Michelle Mylett stars as the lead character Dr Amy Tenent along with Kate Dickie (who you’ll remember as Lysa Arryn from Game of Thrones) as Nathalie Kensington, Al Weaver as Dr Rees Wakefield, Kim Adis as Clare, Rachel Petladwala as Emily, and Okorie Chukwu as Parker Caplani. The Complex has been directed by Paul Raschid with the story overseen by Lynn Renee Maxcy. She’s worked on shows like The Handmaid’s Tale and Covert Affairs. In short, there’s some real talent behind this production.
This is a choose your own adventure style movie where you make choices for Amy to carry out at regular intervals. These could be basic choices like answering a call or not, to much bigger decisions that will affect people’s health. Alongside the choices you make is a relationship tracker that shows how much the other characters like or dislike Amy. These relationships also affect what kind of choices can be made and what scenes become available. Every choice matters when it comes to sustaining these relations, and you are not always going to please everyone.

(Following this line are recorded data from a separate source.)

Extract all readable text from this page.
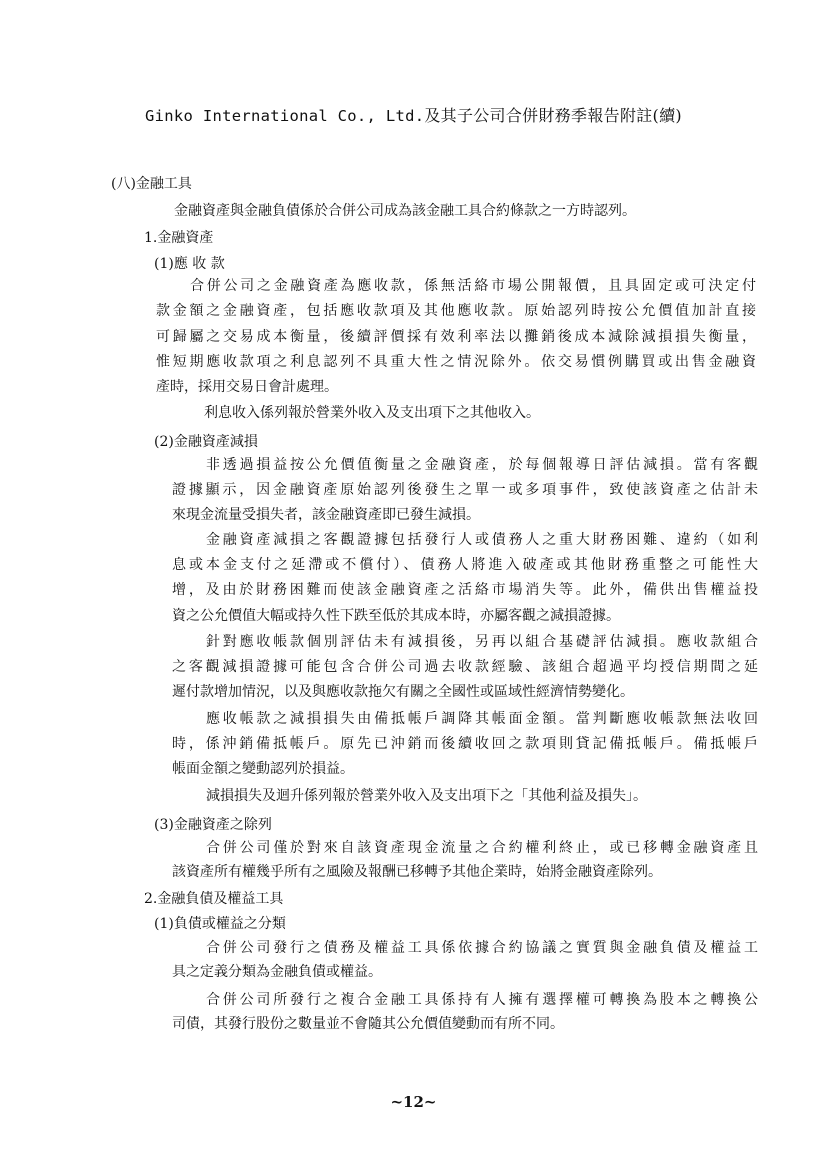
Ginko International Co., Ltd.及其子公司合併財務季報告附註(續)
(八)金融工具
金融資產與金融負債係於合併公司成為該金融工具合約條款之一方時認列。
1.金融資產
(1)應 收 款
合併公司之金融資產為應收款，係無活絡市場公開報價，且具固定或可決定付
款金額之金融資產，包括應收款項及其他應收款。原始認列時按公允價值加計直接
可歸屬之交易成本衡量，後續評價採有效利率法以攤銷後成本減除減損損失衡量，
惟短期應收款項之利息認列不具重大性之情況除外。依交易慣例購買或出售金融資
產時，採用交易日會計處理。
利息收入係列報於營業外收入及支出項下之其他收入。
(2)金融資產減損
非透過損益按公允價值衡量之金融資產，於每個報導日評估減損。當有客觀
證據顯示，因金融資產原始認列後發生之單一或多項事件，致使該資產之估計未
來現金流量受損失者，該金融資產即已發生減損。
金融資產減損之客觀證據包括發行人或債務人之重大財務困難、違約（如利
息或本金支付之延滯或不償付）、債務人將進入破產或其他財務重整之可能性大
增，及由於財務困難而使該金融資產之活絡市場消失等。此外，備供出售權益投
資之公允價值大幅或持久性下跌至低於其成本時，亦屬客觀之減損證據。
針對應收帳款個別評估未有減損後，另再以組合基礎評估減損。應收款組合
之客觀減損證據可能包含合併公司過去收款經驗、該組合超過平均授信期間之延
遲付款增加情況，以及與應收款拖欠有關之全國性或區域性經濟情勢變化。
應收帳款之減損損失由備抵帳戶調降其帳面金額。當判斷應收帳款無法收回
時，係沖銷備抵帳戶。原先已沖銷而後續收回之款項則貸記備抵帳戶。備抵帳戶
帳面金額之變動認列於損益。
減損損失及迴升係列報於營業外收入及支出項下之「其他利益及損失」。
(3)金融資產之除列
合併公司僅於對來自該資產現金流量之合約權利終止，或已移轉金融資產且
該資產所有權幾乎所有之風險及報酬已移轉予其他企業時，始將金融資產除列。
2.金融負債及權益工具
(1)負債或權益之分類
合併公司發行之債務及權益工具係依據合約協議之實質與金融負債及權益工
具之定義分類為金融負債或權益。
合併公司所發行之複合金融工具係持有人擁有選擇權可轉換為股本之轉換公
司債，其發行股份之數量並不會隨其公允價值變動而有所不同。
~12~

Something like The Complex lives and dies by the acting and the story, and while there are a few moments that feel a little out of place or could have been delivered better, it’s main cast is very good overall. One moment really sticks out that initially didn’t make sense until put into the context of the whole story. Still, with the amount of choices to be made, there aren’t any real hiccups that will drag you out of the moment.
Each path you can take through the situation makes its way to a conclusion quite well, even if some of those ending come from left field and can seem a bit off for how you’re trying to play Amy’s character. Similarly, there are also a couple of unresolved moments regarding certain characters’ motivations for why they do what they do.
This being more of a movie production than a game, the set design is good and the lab looks like it would belong to a major research company, with some near-future technology thrown in for good measure. There are times where CGI is used and it’s noticeable for how it stands out compared to the real world set.
Of course, this is still a game in its own way, and part of the appeal could be in replaying it to uncover the different endings. Thankfully you don’t have to sit through the whole story each time and unlock a skip scene button for any scene that you’ve already watched. If a scene comes up that you have not previously seen, you do have to watch it. I mean, you’d feel a bit lost otherwise.